Kalenderblatt
11. Mai

Kalenderblatt 11. Mai

Das Kalenderblatt zum 11. Mai
“Der Wächter der verborgenen leuchtenden Welten”
“The Guardian of the Hidden Luminous Worlds”
“El Guardián de los Mundos Luminosos Ocultos”

Pastellkreide und Acrylpaste auf Aquarellbütten ca 15 x 21 cm

Der Wächter der verborgenen leuchtenden Welten erschien immer dann, wenn die Nacht begann, ihre dunklen Schleier über die Gedanken der Menschen zu legen. Niemand wusste genau, woher er kam. Manche behaupteten, er sei älter als die Sterne selbst. Andere flüsterten, er wäre aus den Träumen jener geboren worden, die zu lange in die Glut eines Feuers gestarrt hatten. Sein Gesicht schien aus Bewegung zu bestehen, Linien, Kreise, Schatten und Farben, die niemals vollkommen stillstanden. Sein linkes Auge glühte wie eine kleine Sonne, als würde darin ein ferner Stern explodieren, während das andere Auge wie ein verborgener Tunnel in unbekannte Räume wirkte. Wer ihm begegnete, hatte oft das Gefühl, gleichzeitig angesehen und durchschaut zu werden.

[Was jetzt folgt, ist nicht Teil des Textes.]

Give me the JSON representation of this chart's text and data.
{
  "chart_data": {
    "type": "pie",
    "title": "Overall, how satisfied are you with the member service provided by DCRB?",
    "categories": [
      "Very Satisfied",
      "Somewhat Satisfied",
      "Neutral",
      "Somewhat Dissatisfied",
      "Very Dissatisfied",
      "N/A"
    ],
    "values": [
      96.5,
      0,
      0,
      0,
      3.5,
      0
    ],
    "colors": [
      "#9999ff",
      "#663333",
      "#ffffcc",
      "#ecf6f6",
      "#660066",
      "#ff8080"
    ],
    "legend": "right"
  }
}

Tief unter den Städten der Menschen, verborgen hinter vergessenen Türen und zerbrochenen Erinnerungen, existierten die leuchtenden Welten. Dort schwebten Gedanken wie lebendige Wesen durch die Luft. Farben hatten Stimmen. Geräusche konnten Formen annehmen. Und jedes Gefühl hinterließ Spuren aus Licht auf den Wänden der unsichtbaren Räume. Doch diese Welten waren empfindlich geworden. Die Menschen auf der Erde hatten begonnen, ihre Träume zu vergessen. Sie blickten nur noch auf Zahlen, Bildschirme und das grelle Licht ihrer künstlichen Tage. Dadurch wurden die verborgenen Welten schwächer. Ihre Farben verblassten langsam wie alte Fresken im Regen.

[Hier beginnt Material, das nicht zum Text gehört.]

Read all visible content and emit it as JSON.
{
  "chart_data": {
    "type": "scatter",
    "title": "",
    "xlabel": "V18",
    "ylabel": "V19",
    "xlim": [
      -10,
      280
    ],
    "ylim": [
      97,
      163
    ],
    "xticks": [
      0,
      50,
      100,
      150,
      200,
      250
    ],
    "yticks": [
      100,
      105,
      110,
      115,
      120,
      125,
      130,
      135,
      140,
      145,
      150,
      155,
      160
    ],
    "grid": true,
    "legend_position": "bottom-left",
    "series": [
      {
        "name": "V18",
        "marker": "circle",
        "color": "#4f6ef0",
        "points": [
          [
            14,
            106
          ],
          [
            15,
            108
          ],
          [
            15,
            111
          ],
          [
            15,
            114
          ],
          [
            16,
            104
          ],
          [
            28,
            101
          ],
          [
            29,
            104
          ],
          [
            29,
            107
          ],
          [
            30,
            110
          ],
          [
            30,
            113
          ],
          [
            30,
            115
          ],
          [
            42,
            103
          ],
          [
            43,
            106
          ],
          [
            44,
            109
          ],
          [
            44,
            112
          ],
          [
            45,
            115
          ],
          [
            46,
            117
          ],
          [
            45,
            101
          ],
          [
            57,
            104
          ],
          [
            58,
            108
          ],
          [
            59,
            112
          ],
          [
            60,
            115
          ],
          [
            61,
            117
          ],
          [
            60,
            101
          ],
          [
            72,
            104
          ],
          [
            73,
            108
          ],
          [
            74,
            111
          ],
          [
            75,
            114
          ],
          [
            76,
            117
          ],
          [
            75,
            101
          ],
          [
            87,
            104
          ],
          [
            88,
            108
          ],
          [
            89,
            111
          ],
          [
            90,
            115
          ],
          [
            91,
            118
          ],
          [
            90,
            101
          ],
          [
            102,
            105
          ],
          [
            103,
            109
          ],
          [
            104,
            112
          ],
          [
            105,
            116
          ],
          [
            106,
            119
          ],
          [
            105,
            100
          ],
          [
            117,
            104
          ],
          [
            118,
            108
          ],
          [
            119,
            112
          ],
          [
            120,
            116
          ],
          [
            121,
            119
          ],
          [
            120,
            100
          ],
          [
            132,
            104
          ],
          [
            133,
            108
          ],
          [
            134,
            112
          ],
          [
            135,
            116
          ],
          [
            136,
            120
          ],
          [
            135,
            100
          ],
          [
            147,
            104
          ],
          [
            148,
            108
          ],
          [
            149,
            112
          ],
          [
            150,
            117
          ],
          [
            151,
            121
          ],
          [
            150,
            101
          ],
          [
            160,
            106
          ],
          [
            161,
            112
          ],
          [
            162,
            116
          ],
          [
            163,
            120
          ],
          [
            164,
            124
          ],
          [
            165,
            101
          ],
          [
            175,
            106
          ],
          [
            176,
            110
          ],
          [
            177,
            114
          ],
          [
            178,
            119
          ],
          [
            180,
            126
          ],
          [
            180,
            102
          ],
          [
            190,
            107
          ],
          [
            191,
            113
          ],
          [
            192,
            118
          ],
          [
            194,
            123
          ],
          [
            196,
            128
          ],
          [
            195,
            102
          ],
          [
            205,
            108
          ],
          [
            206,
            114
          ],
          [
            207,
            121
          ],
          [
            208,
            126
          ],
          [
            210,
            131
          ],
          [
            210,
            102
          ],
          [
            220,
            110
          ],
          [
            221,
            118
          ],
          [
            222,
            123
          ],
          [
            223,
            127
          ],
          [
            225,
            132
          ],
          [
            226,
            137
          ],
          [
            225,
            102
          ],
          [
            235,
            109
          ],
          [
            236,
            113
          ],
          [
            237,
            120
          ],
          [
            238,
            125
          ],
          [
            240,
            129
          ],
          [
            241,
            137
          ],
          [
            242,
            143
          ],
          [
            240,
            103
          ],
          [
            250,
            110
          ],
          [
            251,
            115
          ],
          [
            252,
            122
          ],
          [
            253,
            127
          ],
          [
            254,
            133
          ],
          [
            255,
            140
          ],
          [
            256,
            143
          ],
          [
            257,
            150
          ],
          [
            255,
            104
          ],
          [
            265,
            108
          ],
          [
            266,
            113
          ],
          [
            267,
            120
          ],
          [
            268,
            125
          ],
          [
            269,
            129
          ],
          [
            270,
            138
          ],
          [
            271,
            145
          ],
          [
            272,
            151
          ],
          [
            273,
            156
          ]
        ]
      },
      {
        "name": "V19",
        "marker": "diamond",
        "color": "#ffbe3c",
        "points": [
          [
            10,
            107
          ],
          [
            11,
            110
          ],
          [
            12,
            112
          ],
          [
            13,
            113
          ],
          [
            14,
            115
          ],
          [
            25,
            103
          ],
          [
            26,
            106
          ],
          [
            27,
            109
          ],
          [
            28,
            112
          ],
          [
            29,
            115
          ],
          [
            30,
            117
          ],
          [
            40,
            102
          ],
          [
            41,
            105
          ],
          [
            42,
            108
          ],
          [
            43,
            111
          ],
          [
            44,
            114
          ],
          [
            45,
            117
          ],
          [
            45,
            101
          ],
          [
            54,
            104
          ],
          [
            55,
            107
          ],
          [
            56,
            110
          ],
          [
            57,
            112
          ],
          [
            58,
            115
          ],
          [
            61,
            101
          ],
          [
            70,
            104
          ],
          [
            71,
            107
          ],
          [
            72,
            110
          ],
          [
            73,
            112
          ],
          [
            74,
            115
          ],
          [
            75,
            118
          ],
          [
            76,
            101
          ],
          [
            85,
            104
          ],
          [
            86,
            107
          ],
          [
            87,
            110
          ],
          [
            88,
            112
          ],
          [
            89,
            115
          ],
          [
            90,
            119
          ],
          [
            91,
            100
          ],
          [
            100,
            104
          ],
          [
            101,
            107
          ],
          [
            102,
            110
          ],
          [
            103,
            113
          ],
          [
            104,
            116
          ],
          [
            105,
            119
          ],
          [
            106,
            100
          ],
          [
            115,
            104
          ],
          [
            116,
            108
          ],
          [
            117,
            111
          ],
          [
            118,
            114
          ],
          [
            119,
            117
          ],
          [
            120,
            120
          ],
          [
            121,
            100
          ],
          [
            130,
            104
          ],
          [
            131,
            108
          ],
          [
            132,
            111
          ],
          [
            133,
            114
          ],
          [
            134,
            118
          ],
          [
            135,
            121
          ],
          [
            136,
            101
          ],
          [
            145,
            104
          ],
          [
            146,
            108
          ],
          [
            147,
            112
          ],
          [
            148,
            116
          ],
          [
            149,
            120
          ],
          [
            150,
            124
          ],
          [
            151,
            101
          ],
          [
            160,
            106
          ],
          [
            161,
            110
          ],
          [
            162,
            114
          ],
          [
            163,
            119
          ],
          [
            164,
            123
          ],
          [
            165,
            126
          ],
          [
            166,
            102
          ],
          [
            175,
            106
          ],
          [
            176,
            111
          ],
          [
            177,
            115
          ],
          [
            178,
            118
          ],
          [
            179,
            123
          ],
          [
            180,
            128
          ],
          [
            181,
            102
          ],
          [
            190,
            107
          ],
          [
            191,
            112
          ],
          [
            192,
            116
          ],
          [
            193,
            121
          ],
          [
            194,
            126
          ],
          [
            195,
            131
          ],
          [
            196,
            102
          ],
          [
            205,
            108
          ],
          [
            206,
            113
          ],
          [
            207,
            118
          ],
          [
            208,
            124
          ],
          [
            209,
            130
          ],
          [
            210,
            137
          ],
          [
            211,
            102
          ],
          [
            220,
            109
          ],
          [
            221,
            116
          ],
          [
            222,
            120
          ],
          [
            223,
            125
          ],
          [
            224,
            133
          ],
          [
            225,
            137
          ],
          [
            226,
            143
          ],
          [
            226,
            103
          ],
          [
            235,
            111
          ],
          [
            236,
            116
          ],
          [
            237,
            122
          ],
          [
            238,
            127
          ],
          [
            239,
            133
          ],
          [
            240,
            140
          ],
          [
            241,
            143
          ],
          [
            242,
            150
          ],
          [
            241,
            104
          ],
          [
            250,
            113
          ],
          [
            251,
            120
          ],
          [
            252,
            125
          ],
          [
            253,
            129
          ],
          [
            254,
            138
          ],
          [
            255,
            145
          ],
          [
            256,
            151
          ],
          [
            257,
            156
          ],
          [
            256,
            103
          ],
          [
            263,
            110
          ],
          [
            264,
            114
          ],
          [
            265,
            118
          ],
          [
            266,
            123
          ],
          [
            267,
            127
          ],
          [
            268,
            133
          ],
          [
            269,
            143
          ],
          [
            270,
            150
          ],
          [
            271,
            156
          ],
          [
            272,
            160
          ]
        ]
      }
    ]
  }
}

Der Wächter hatte die Aufgabe, das letzte Feuer zu beschützen. Jenes Feuer, das in seinem glühenden Auge brannte. Es war kein gewöhnliches Licht. Es war die Erinnerung daran, dass der Mensch einst gelernt hatte, mit dem Herzen zu sehen. Jede Nacht wanderte der Wächter zwischen den Dimensionen hindurch und lauschte den Stimmen verlorener Seelen. Er sammelte vergessene Hoffnungen, zerbrochene Kindheitsträume und die letzten Funken innerer Vorstellungskraft. Aus ihnen erschuf er neue Sterne für die verborgenen Welten.

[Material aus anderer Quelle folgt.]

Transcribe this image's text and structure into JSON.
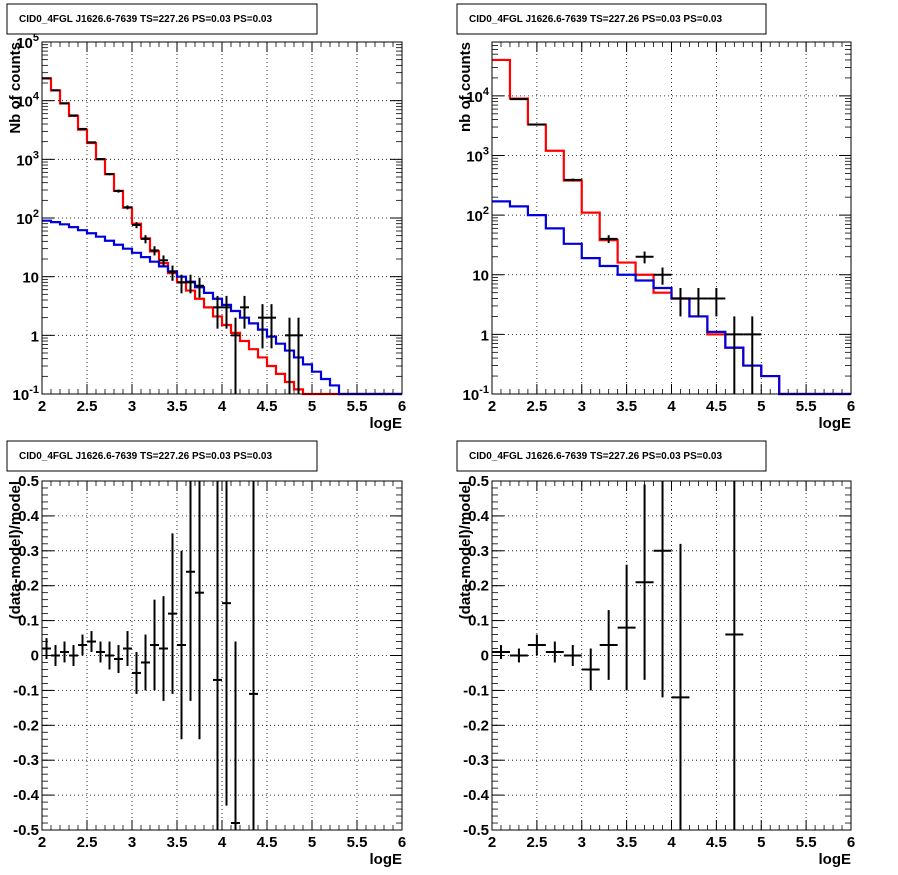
{
  "chart_data": [
    {
      "type": "step",
      "title": "CID0_4FGL J1626.6-7639 TS=227.26 PS=0.03 PS=0.03",
      "xlabel": "logE",
      "ylabel": "Nb of counts",
      "xlim": [
        2,
        6
      ],
      "ylim": [
        0.1,
        100000
      ],
      "yscale": "log",
      "grid": true,
      "x_ticks": [
        "2",
        "2.5",
        "3",
        "3.5",
        "4",
        "4.5",
        "5",
        "5.5",
        "6"
      ],
      "y_ticks": [
        "10^-1",
        "1",
        "10",
        "10^2",
        "10^3",
        "10^4",
        "10^5"
      ],
      "bin_width": 0.1,
      "series": [
        {
          "color": "#ff0000",
          "bin_edges_start": 2.0,
          "values": [
            24000,
            15000,
            9000,
            5500,
            3200,
            1900,
            1000,
            560,
            290,
            150,
            80,
            45,
            27,
            17,
            11.5,
            8,
            5.8,
            4.2,
            3.0,
            2.1,
            1.5,
            1.1,
            0.8,
            0.58,
            0.42,
            0.3,
            0.22,
            0.16,
            0.12,
            0.1,
            0.1,
            0.1,
            0.1,
            0.1,
            0.1,
            0.1,
            0.1,
            0.1,
            0.1,
            0.1
          ]
        },
        {
          "color": "#0000dd",
          "bin_edges_start": 2.0,
          "values": [
            90,
            85,
            78,
            70,
            62,
            55,
            48,
            41,
            35,
            30,
            25.5,
            21.5,
            18,
            15,
            12.3,
            10,
            8.2,
            6.6,
            5.3,
            4.2,
            3.3,
            2.6,
            2.0,
            1.6,
            1.25,
            0.95,
            0.72,
            0.55,
            0.42,
            0.32,
            0.24,
            0.18,
            0.14,
            0.1,
            0.1,
            0.1,
            0.1,
            0.1,
            0.1,
            0.1
          ]
        }
      ],
      "data_points": [
        {
          "x": 2.05,
          "y": 24000,
          "elo": 23850,
          "ehi": 24150
        },
        {
          "x": 2.15,
          "y": 15000,
          "elo": 14880,
          "ehi": 15120
        },
        {
          "x": 2.25,
          "y": 9000,
          "elo": 8900,
          "ehi": 9100
        },
        {
          "x": 2.35,
          "y": 5600,
          "elo": 5530,
          "ehi": 5670
        },
        {
          "x": 2.45,
          "y": 3300,
          "elo": 3240,
          "ehi": 3360
        },
        {
          "x": 2.55,
          "y": 1950,
          "elo": 1905,
          "ehi": 1995
        },
        {
          "x": 2.65,
          "y": 1010,
          "elo": 978,
          "ehi": 1042
        },
        {
          "x": 2.75,
          "y": 560,
          "elo": 536,
          "ehi": 584
        },
        {
          "x": 2.85,
          "y": 288,
          "elo": 271,
          "ehi": 305
        },
        {
          "x": 2.95,
          "y": 152,
          "elo": 140,
          "ehi": 164
        },
        {
          "x": 3.05,
          "y": 76,
          "elo": 67,
          "ehi": 85
        },
        {
          "x": 3.15,
          "y": 44,
          "elo": 37,
          "ehi": 51
        },
        {
          "x": 3.25,
          "y": 28,
          "elo": 23,
          "ehi": 33
        },
        {
          "x": 3.35,
          "y": 19,
          "elo": 15,
          "ehi": 23
        },
        {
          "x": 3.45,
          "y": 12,
          "elo": 8.5,
          "ehi": 15.5
        },
        {
          "x": 3.55,
          "y": 8,
          "elo": 5.2,
          "ehi": 10.8
        },
        {
          "x": 3.65,
          "y": 8,
          "elo": 5.2,
          "ehi": 10.8
        },
        {
          "x": 3.75,
          "y": 7,
          "elo": 4.4,
          "ehi": 9.6
        },
        {
          "x": 3.95,
          "y": 3,
          "elo": 1.3,
          "ehi": 4.7
        },
        {
          "x": 4.05,
          "y": 3,
          "elo": 1.3,
          "ehi": 4.7
        },
        {
          "x": 4.15,
          "y": 1,
          "elo": 0.1,
          "ehi": 2
        },
        {
          "x": 4.25,
          "y": 3,
          "elo": 1.3,
          "ehi": 4.7
        },
        {
          "x": 4.45,
          "y": 2,
          "elo": 0.6,
          "ehi": 3.4
        },
        {
          "x": 4.55,
          "y": 2,
          "elo": 0.6,
          "ehi": 3.4
        },
        {
          "x": 4.75,
          "y": 1,
          "elo": 0.1,
          "ehi": 2
        },
        {
          "x": 4.85,
          "y": 1,
          "elo": 0.1,
          "ehi": 2
        }
      ]
    },
    {
      "type": "step",
      "title": "CID0_4FGL J1626.6-7639 TS=227.26 PS=0.03 PS=0.03",
      "xlabel": "logE",
      "ylabel": "nb of counts",
      "xlim": [
        2,
        6
      ],
      "ylim": [
        0.1,
        80000
      ],
      "yscale": "log",
      "grid": true,
      "x_ticks": [
        "2",
        "2.5",
        "3",
        "3.5",
        "4",
        "4.5",
        "5",
        "5.5",
        "6"
      ],
      "y_ticks": [
        "10^-1",
        "1",
        "10",
        "10^2",
        "10^3",
        "10^4"
      ],
      "bin_width": 0.2,
      "series": [
        {
          "color": "#ff0000",
          "bin_edges_start": 2.0,
          "values": [
            40000,
            9000,
            3300,
            1200,
            380,
            110,
            38,
            16,
            10,
            5,
            4,
            2,
            1,
            0.6,
            0.3,
            0.2,
            0.1,
            0.1,
            0.1,
            0.1
          ]
        },
        {
          "color": "#0000dd",
          "bin_edges_start": 2.0,
          "values": [
            170,
            140,
            100,
            60,
            33,
            19,
            14,
            10,
            8,
            6,
            4,
            2,
            1.1,
            0.6,
            0.3,
            0.2,
            0.1,
            0.1,
            0.1,
            0.1
          ]
        }
      ],
      "data_points": [
        {
          "x": 2.3,
          "y": 8800,
          "elo": 8700,
          "ehi": 8900
        },
        {
          "x": 2.5,
          "y": 3300,
          "elo": 3240,
          "ehi": 3360
        },
        {
          "x": 2.9,
          "y": 390,
          "elo": 370,
          "ehi": 410
        },
        {
          "x": 3.3,
          "y": 40,
          "elo": 34,
          "ehi": 46
        },
        {
          "x": 3.7,
          "y": 20,
          "elo": 15.5,
          "ehi": 24.5
        },
        {
          "x": 3.9,
          "y": 10,
          "elo": 6.8,
          "ehi": 13.2
        },
        {
          "x": 4.1,
          "y": 4,
          "elo": 2,
          "ehi": 6
        },
        {
          "x": 4.3,
          "y": 4,
          "elo": 2,
          "ehi": 6
        },
        {
          "x": 4.5,
          "y": 4,
          "elo": 2,
          "ehi": 6
        },
        {
          "x": 4.7,
          "y": 1,
          "elo": 0.1,
          "ehi": 2
        },
        {
          "x": 4.9,
          "y": 1,
          "elo": 0.1,
          "ehi": 2
        }
      ]
    },
    {
      "type": "errorbar",
      "title": "CID0_4FGL J1626.6-7639 TS=227.26 PS=0.03 PS=0.03",
      "xlabel": "logE",
      "ylabel": "(data-model)/model",
      "xlim": [
        2,
        6
      ],
      "ylim": [
        -0.5,
        0.5
      ],
      "grid": true,
      "x_ticks": [
        "2",
        "2.5",
        "3",
        "3.5",
        "4",
        "4.5",
        "5",
        "5.5",
        "6"
      ],
      "y_ticks": [
        "-0.5",
        "-0.4",
        "-0.3",
        "-0.2",
        "-0.1",
        "0",
        "0.1",
        "0.2",
        "0.3",
        "0.4",
        "0.5"
      ],
      "x_half_width": 0.05,
      "points": [
        {
          "x": 2.05,
          "y": 0.02,
          "err": 0.03
        },
        {
          "x": 2.15,
          "y": 0.0,
          "err": 0.03
        },
        {
          "x": 2.25,
          "y": 0.01,
          "err": 0.03
        },
        {
          "x": 2.35,
          "y": 0.0,
          "err": 0.03
        },
        {
          "x": 2.45,
          "y": 0.03,
          "err": 0.03
        },
        {
          "x": 2.55,
          "y": 0.04,
          "err": 0.03
        },
        {
          "x": 2.65,
          "y": 0.01,
          "err": 0.03
        },
        {
          "x": 2.75,
          "y": 0.0,
          "err": 0.04
        },
        {
          "x": 2.85,
          "y": -0.01,
          "err": 0.04
        },
        {
          "x": 2.95,
          "y": 0.02,
          "err": 0.05
        },
        {
          "x": 3.05,
          "y": -0.05,
          "err": 0.06
        },
        {
          "x": 3.15,
          "y": -0.02,
          "err": 0.08
        },
        {
          "x": 3.25,
          "y": 0.03,
          "err": 0.13
        },
        {
          "x": 3.35,
          "y": 0.02,
          "err": 0.15
        },
        {
          "x": 3.45,
          "y": 0.12,
          "err": 0.23
        },
        {
          "x": 3.55,
          "y": 0.03,
          "err": 0.27
        },
        {
          "x": 3.65,
          "y": 0.24,
          "err": 0.37
        },
        {
          "x": 3.75,
          "y": 0.18,
          "err": 0.42
        },
        {
          "x": 3.95,
          "y": -0.07,
          "err": 0.58
        },
        {
          "x": 4.05,
          "y": 0.15,
          "err": 0.58
        },
        {
          "x": 4.15,
          "y": -0.48,
          "err": 0.52
        },
        {
          "x": 4.35,
          "y": -0.11,
          "err": 0.7
        }
      ]
    },
    {
      "type": "errorbar",
      "title": "CID0_4FGL J1626.6-7639 TS=227.26 PS=0.03 PS=0.03",
      "xlabel": "logE",
      "ylabel": "(data-model)/model",
      "xlim": [
        2,
        6
      ],
      "ylim": [
        -0.5,
        0.5
      ],
      "grid": true,
      "x_ticks": [
        "2",
        "2.5",
        "3",
        "3.5",
        "4",
        "4.5",
        "5",
        "5.5",
        "6"
      ],
      "y_ticks": [
        "-0.5",
        "-0.4",
        "-0.3",
        "-0.2",
        "-0.1",
        "0",
        "0.1",
        "0.2",
        "0.3",
        "0.4",
        "0.5"
      ],
      "x_half_width": 0.1,
      "points": [
        {
          "x": 2.1,
          "y": 0.01,
          "err": 0.02
        },
        {
          "x": 2.3,
          "y": 0.0,
          "err": 0.02
        },
        {
          "x": 2.5,
          "y": 0.03,
          "err": 0.03
        },
        {
          "x": 2.7,
          "y": 0.01,
          "err": 0.03
        },
        {
          "x": 2.9,
          "y": 0.0,
          "err": 0.03
        },
        {
          "x": 3.1,
          "y": -0.04,
          "err": 0.06
        },
        {
          "x": 3.3,
          "y": 0.03,
          "err": 0.1
        },
        {
          "x": 3.5,
          "y": 0.08,
          "err": 0.18
        },
        {
          "x": 3.7,
          "y": 0.21,
          "err": 0.28
        },
        {
          "x": 3.9,
          "y": 0.3,
          "err": 0.42
        },
        {
          "x": 4.1,
          "y": -0.12,
          "err": 0.44
        },
        {
          "x": 4.7,
          "y": 0.06,
          "err": 0.7
        }
      ]
    }
  ]
}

Eines Abends begegnete ihm ein kleines Mädchen, das nicht schlafen konnte. Sie hatte Angst vor der Dunkelheit ihres Zimmers und weinte leise in ihr Kissen hinein. Plötzlich begann die Wand neben ihrem Bett zu pulsieren. Schwarze Linien breiteten sich aus wie Wurzeln eines uralten Baumes, und aus der Tiefe dieser Schatten trat der Wächter hervor. Das Mädchen wollte schreien, doch seine Erscheinung war zugleich seltsam tröstlich. Sein glühendes Auge erinnerte sie an einen Sonnenaufgang nach einem langen Winter.

„Warum bist du traurig?“, fragte der Wächter mit einer Stimme, die wie ferne Musik klang.

Das Mädchen antwortete: „Weil die Welt immer grauer wird.“

Da lächelte der Wächter. Langsam öffnete sich unter seinem Gesicht ein leuchtender Kreis, in dem Farben wirbelten wie lebendige Planeten. Das Mädchen sah darin Wälder aus violettem Licht, rote Monde, singende Flüsse und Häuser, die aus Erinnerungen gebaut waren. Sie sah eine Welt, die niemals aufgehört hatte zu träumen.

„Diese Welten existieren nur“, sagte der Wächter, „solange Menschen den Mut besitzen, ihrer inneren Stimme zu folgen.“

Dann berührte er mit seiner dunklen Hand die Stirn des Kindes. In diesem Moment begann das Zimmer zu leuchten. Die Schatten verloren ihre Bedrohung. Die Wände atmeten Farbe. Und dort, wo eben noch Angst gewesen war, entstand plötzlich etwas anderes, Staunen.

Am nächsten Morgen konnte sich das Mädchen nur bruchstückhaft erinnern. Doch sie begann zu malen. Jeden Tag. Wochenlang. Ihre Bilder waren voller seltsamer Gesichter, leuchtender Sonnen und geheimnisvoller Kreise. Die Erwachsenen verstanden sie nicht. Aber tief in ihrem Inneren wusste das Mädchen, dass der Wächter noch immer irgendwo zwischen den Welten wanderte, auf der Suche nach Menschen, die das Licht ihrer Fantasie noch nicht verloren hatten.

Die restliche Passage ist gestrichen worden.